In my “Walking To 199”, I am so blessed to have the helpmate God gave me, Bonnie Bateman Marzano. Without her help in helping me make smart choices, cooking, and encouraging, my walk would be a stand still. To her, “my girl”, I’m grateful. Eternally grateful.

This week has been amazing in that I find that I am able to do this new way of eating rather easily. It’s been a struggle at times when I get discouraged, particularly in the beginning of the week, and find my weight either is up a pound, or I am breaking even. But, in spite of discouragement, we push on. That’s what conquerors do, right?

I had a foot problem and haven’t walked at all this week. I’m not sure how I injured it, but it went from the middle of the ball of my foot, up my middle toe, then over the top of my foot to about the middle. I walked with a limp for a while, but it is getting better. I can probably walk, but am choosing to be wise and let it heal.

I’ve tried many things over many years to help me lose weight. Actually, I was rather thin, mid 150’s, when I moved back here from Florida in 1984. But I was a smoker, drinker, and druggie back then. I quit all that and food took over. I never was a good eater anyways. That’s the Mistretta side of the family. Cake eaters.

I’ve always loved sweets, and though the taste is what I liked, it was the convenience that was truly attractive. I was and still can be fairly lazy. So much easier to grab a donut, a pastry, a cookie, than take the time to cook something. It’s sad, but that’s how I’ve been. My whole life. Until now.

This Fast Metabolism Diet has changed my life. It’s changed the way I eat, the way I drink, the way I think. I’m a devout Christian, a pastor as you may or may not know, but there is a Zen saying that makes sense to me. It was “when the mind is ready a teacher appears”. That’s how this dieting thing went.

My mind was ready to lose weight. I had not wanted to diet, and the Fast Metabolism Diet isn’t really a diet, but it’s a way of life. Eating right, taking time to succeed, avoiding failure, giving myself a chance to succeed. Is it like that in your battle? You try to do what you know you need to do, whether it’s stop smoking, eating poorly, drinking excessively, or drugging.
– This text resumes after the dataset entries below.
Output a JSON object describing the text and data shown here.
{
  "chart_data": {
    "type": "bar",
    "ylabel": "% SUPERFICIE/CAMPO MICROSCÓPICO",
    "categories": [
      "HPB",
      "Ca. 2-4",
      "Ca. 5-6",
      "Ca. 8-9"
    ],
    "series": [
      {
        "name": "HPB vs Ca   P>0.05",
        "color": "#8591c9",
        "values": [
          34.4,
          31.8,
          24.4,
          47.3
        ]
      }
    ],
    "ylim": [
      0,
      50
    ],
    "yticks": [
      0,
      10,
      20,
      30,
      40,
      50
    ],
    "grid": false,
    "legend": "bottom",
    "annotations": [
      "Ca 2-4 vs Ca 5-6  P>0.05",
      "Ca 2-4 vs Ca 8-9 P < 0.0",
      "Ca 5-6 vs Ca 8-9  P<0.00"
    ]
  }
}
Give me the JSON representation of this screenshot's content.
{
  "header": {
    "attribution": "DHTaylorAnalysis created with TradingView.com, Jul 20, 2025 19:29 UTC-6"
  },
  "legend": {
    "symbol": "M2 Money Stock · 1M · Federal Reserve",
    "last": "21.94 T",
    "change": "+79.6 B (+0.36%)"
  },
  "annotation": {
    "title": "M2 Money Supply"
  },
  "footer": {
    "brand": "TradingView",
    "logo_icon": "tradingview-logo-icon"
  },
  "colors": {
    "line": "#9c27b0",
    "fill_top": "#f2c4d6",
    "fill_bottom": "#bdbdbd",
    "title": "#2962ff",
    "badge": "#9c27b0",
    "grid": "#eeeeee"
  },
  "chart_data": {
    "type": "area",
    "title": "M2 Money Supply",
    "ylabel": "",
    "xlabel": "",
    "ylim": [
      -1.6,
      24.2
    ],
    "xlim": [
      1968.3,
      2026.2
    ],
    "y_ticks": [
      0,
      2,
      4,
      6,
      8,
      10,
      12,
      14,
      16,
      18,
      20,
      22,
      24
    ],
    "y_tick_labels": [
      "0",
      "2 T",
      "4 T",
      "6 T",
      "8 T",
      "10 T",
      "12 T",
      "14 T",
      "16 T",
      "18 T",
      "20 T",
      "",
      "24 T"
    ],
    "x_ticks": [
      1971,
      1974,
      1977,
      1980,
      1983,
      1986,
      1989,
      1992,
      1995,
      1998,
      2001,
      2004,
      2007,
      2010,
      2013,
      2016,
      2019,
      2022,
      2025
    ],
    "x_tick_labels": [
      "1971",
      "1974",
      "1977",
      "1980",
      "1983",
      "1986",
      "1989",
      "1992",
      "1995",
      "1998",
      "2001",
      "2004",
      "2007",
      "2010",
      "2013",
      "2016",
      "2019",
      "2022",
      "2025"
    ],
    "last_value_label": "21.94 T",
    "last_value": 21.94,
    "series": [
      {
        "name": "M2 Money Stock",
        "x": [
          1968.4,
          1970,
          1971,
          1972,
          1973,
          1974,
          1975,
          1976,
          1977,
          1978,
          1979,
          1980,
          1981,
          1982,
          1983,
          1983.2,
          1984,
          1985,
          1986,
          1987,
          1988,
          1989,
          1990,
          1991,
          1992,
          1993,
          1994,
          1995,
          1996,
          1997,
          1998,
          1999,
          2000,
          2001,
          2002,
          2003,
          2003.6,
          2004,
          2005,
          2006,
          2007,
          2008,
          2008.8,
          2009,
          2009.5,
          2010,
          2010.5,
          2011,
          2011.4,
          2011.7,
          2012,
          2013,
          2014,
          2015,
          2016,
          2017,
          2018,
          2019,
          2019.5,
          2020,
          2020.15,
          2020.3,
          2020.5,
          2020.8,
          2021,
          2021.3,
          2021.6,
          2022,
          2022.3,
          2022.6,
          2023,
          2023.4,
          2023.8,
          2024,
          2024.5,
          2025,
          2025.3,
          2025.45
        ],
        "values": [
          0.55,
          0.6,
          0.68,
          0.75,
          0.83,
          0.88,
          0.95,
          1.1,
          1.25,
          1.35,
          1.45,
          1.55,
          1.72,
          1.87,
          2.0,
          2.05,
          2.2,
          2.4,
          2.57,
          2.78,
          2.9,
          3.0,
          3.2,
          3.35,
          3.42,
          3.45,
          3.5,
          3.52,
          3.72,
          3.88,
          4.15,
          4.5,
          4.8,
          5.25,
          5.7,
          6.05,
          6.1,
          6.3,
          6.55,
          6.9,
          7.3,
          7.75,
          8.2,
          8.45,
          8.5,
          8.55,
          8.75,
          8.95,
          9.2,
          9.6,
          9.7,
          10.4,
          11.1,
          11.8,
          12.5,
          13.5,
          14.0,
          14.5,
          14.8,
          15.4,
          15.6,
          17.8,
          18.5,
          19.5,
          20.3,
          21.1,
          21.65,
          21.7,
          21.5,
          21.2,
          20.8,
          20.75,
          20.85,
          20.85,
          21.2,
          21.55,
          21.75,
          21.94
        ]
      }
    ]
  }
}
You think you can do this by tapering off.  You’re kidding yourself. you can’t. You need to change. You need to change drastically. You need to get radical.

If I can kill this Goliath of weight, then you can too. Whatever your Goliath is. You can do it. I do it with God’s help. You may choose not to use God for help, but it is truly a much harder road. Christ is my strength, a never ending source of help.

God uses people. God uses diets, books, music, to reach us, to help us, to motivate us. You don’t always have to be overweight. You don’t always have to be a smoker. You don’t always even have to be a thief. Pray. Ask God to inspire you.

I’m seeing crazy numbers on this scale. Remember this all started with me at 273. Actually, the doctor told me that last March I was 286.  Today’s number on the scale blew my socks off. This is working. You can beat your Goliath. Do it. I’ll be praying for you.

Weight: 248.0 (Isn’t that freakin’ crazy?I only have 49 pounds to go.)